€290 million fine for Uber

Uber, one of the largest providers of transportation services, will apparently have to accept the decision of the Dutch data protection authority (DPA), which imposed a fine of 290 million euros on them for transferring the personal data of European drivers to servers in the United States in violation of the rules of the European Union .

With the transfer, the company is said to have seriously violated the EU General Data Protection Regulation (GDPR), and at the same time they did not ensure adequate data security. The data, including personal documents, taxi licenses and location data, was transferred to the company's US headquarters over two years, according to the watchdog. Uber said it would appeal the fine, which it called "unjustified."

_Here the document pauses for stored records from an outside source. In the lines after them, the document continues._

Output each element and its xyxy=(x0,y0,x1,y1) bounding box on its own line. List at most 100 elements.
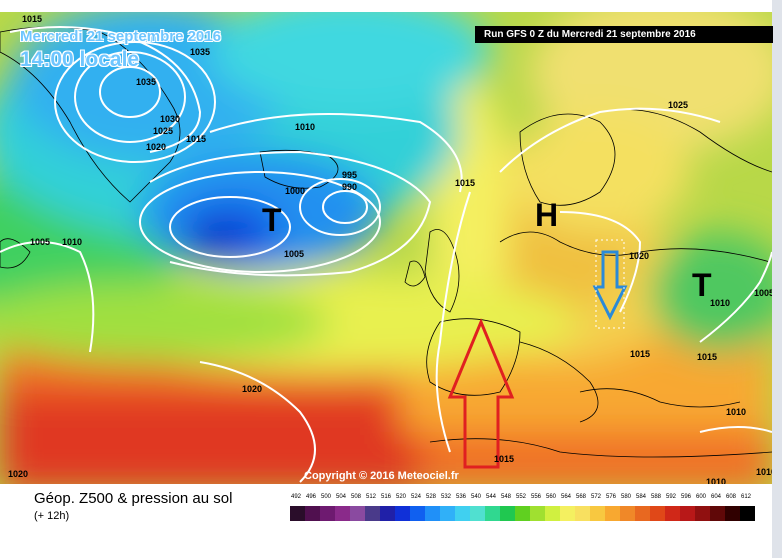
color-scale-swatch xyxy=(695,506,710,521)
legend-subtitle: (+ 12h) xyxy=(34,510,70,522)
color-scale-swatch xyxy=(710,506,725,521)
color-scale-swatch xyxy=(620,506,635,521)
isobar-label: 1015 xyxy=(494,454,515,464)
color-scale-swatch xyxy=(290,506,305,521)
isobar-label: 1010 xyxy=(756,467,772,477)
color-scale-label: 500 xyxy=(320,494,331,500)
isobar-label: 1005 xyxy=(754,288,772,298)
isobar-label: 1005 xyxy=(30,237,51,247)
color-scale-label: 584 xyxy=(635,494,646,500)
color-scale-label: 568 xyxy=(575,494,586,500)
color-scale-label: 540 xyxy=(470,494,481,500)
color-scale-label: 492 xyxy=(290,494,301,500)
color-scale-swatch xyxy=(320,506,335,521)
legend-title: Géop. Z500 & pression au sol xyxy=(34,490,233,507)
isobar-label: 1015 xyxy=(455,178,476,188)
isobar-label: 1010 xyxy=(706,477,727,484)
color-scale-label: 512 xyxy=(365,494,376,500)
color-scale-swatch xyxy=(485,506,500,521)
color-scale-label: 600 xyxy=(695,494,706,500)
color-scale-swatch xyxy=(605,506,620,521)
color-scale-swatch xyxy=(680,506,695,521)
color-scale-label: 496 xyxy=(305,494,316,500)
isobar-label: 1000 xyxy=(285,186,306,196)
isobar-label: 1010 xyxy=(295,122,316,132)
color-scale-swatch xyxy=(350,506,365,521)
color-scale-swatch xyxy=(395,506,410,521)
color-scale-label: 532 xyxy=(440,494,451,500)
isobar-label: 1020 xyxy=(242,384,263,394)
color-scale-swatch xyxy=(365,506,380,521)
coastlines xyxy=(0,26,772,458)
color-scale-label: 612 xyxy=(740,494,751,500)
color-scale-label: 592 xyxy=(665,494,676,500)
color-scale-label: 552 xyxy=(515,494,526,500)
color-scale-swatch xyxy=(545,506,560,521)
color-scale-label: 504 xyxy=(335,494,346,500)
color-scale-swatch xyxy=(530,506,545,521)
isobar-label: 1035 xyxy=(136,77,157,87)
color-scale-swatch xyxy=(440,506,455,521)
color-scale-swatch xyxy=(425,506,440,521)
color-scale-label: 508 xyxy=(350,494,361,500)
color-scale-label: 520 xyxy=(395,494,406,500)
copyright-text: Copyright © 2016 Meteociel.fr xyxy=(304,470,459,482)
isobar-label: 1005 xyxy=(284,249,305,259)
right-strip xyxy=(772,0,782,558)
color-scale-label: 544 xyxy=(485,494,496,500)
color-scale-swatch xyxy=(635,506,650,521)
isobar-label: 1010 xyxy=(726,407,747,417)
isobar-label: 1010 xyxy=(710,298,731,308)
blue-arrow xyxy=(592,239,628,329)
color-scale-swatch xyxy=(665,506,680,521)
color-scale-swatch xyxy=(470,506,485,521)
isobar-label: 995 xyxy=(342,170,358,180)
color-scale-label: 564 xyxy=(560,494,571,500)
isobar-label: 1025 xyxy=(668,100,689,110)
color-scale-label: 608 xyxy=(725,494,736,500)
isobar-label: 1020 xyxy=(629,251,650,261)
color-scale-swatch xyxy=(380,506,395,521)
isobar-label: 1015 xyxy=(186,134,207,144)
color-scale-label: 516 xyxy=(380,494,391,500)
date-overlay: Mercredi 21 septembre 2016 xyxy=(20,28,221,45)
color-scale-swatch xyxy=(455,506,470,521)
color-scale-label: 604 xyxy=(710,494,721,500)
color-scale-swatch xyxy=(650,506,665,521)
isobar-label: 1025 xyxy=(153,126,174,136)
isobar-label: 1010 xyxy=(62,237,83,247)
color-scale-bar xyxy=(290,506,755,521)
color-scale-label: 536 xyxy=(455,494,466,500)
color-scale-label: 596 xyxy=(680,494,691,500)
geopotential-fill xyxy=(0,12,772,484)
low-pressure-center-east: T xyxy=(692,267,712,303)
time-overlay: 14:00 locale xyxy=(20,48,140,71)
color-scale-swatch xyxy=(500,506,515,521)
map-panel: T H T 1015 1035 1035 1030 1025 1020 1015… xyxy=(0,12,772,484)
color-scale-label: 548 xyxy=(500,494,511,500)
color-scale-swatch xyxy=(305,506,320,521)
color-scale-swatch xyxy=(725,506,740,521)
high-pressure-center: H xyxy=(535,197,559,233)
color-scale-swatch xyxy=(560,506,575,521)
isobar-label: 1020 xyxy=(8,469,29,479)
isobars xyxy=(0,26,772,483)
isobar-label: 1030 xyxy=(160,114,181,124)
color-scale-label: 576 xyxy=(605,494,616,500)
color-scale-swatch xyxy=(590,506,605,521)
isobar-label: 1015 xyxy=(697,352,718,362)
color-scale-swatch xyxy=(740,506,755,521)
color-scale-label: 588 xyxy=(650,494,661,500)
isobar-label: 1015 xyxy=(630,349,651,359)
color-scale-label: 528 xyxy=(425,494,436,500)
top-strip xyxy=(0,0,782,12)
color-scale-labels: 492 496 500 504 508 512 516 520 524 528 532 536 540 5… xyxy=(287,494,757,504)
color-scale-swatch xyxy=(335,506,350,521)
color-scale-label: 524 xyxy=(410,494,421,500)
color-scale-swatch xyxy=(575,506,590,521)
geopotential-map xyxy=(0,12,772,484)
run-label: Run GFS 0 Z du Mercredi 21 septembre 201… xyxy=(475,26,773,43)
low-pressure-center: T xyxy=(262,202,282,238)
color-scale-label: 560 xyxy=(545,494,556,500)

"Uber's cross-border data transfer process has been GDPR compliant during a three-year period of great uncertainty between the EU and the US," said an Uber spokesperson.

The transfer of data to the US is permitted under EU law, but there are certain conditions when this is feasible without the need for additional approval.

The head of the data protection authority, Aleid Wolfsen, said the company failed to meet GDPR requirements to "ensure the level of data protection in relation to transfers in the US". The data protection authority said Uber collected sensitive data from European drivers, including taxi licences, location data, photos, payment details, personal documents, "and in some cases even drivers' criminal and medical details".

The start of the investigation was triggered by a complaint from more than 170 French drivers. This is the third fine for Uber, which has already received fines of €600,000 and €10 million in previous years.

It is far from the only company that has had to pay a fine due to GDPR. TikTok had to pay 345 million euros for violating the privacy of children under GDPR rules.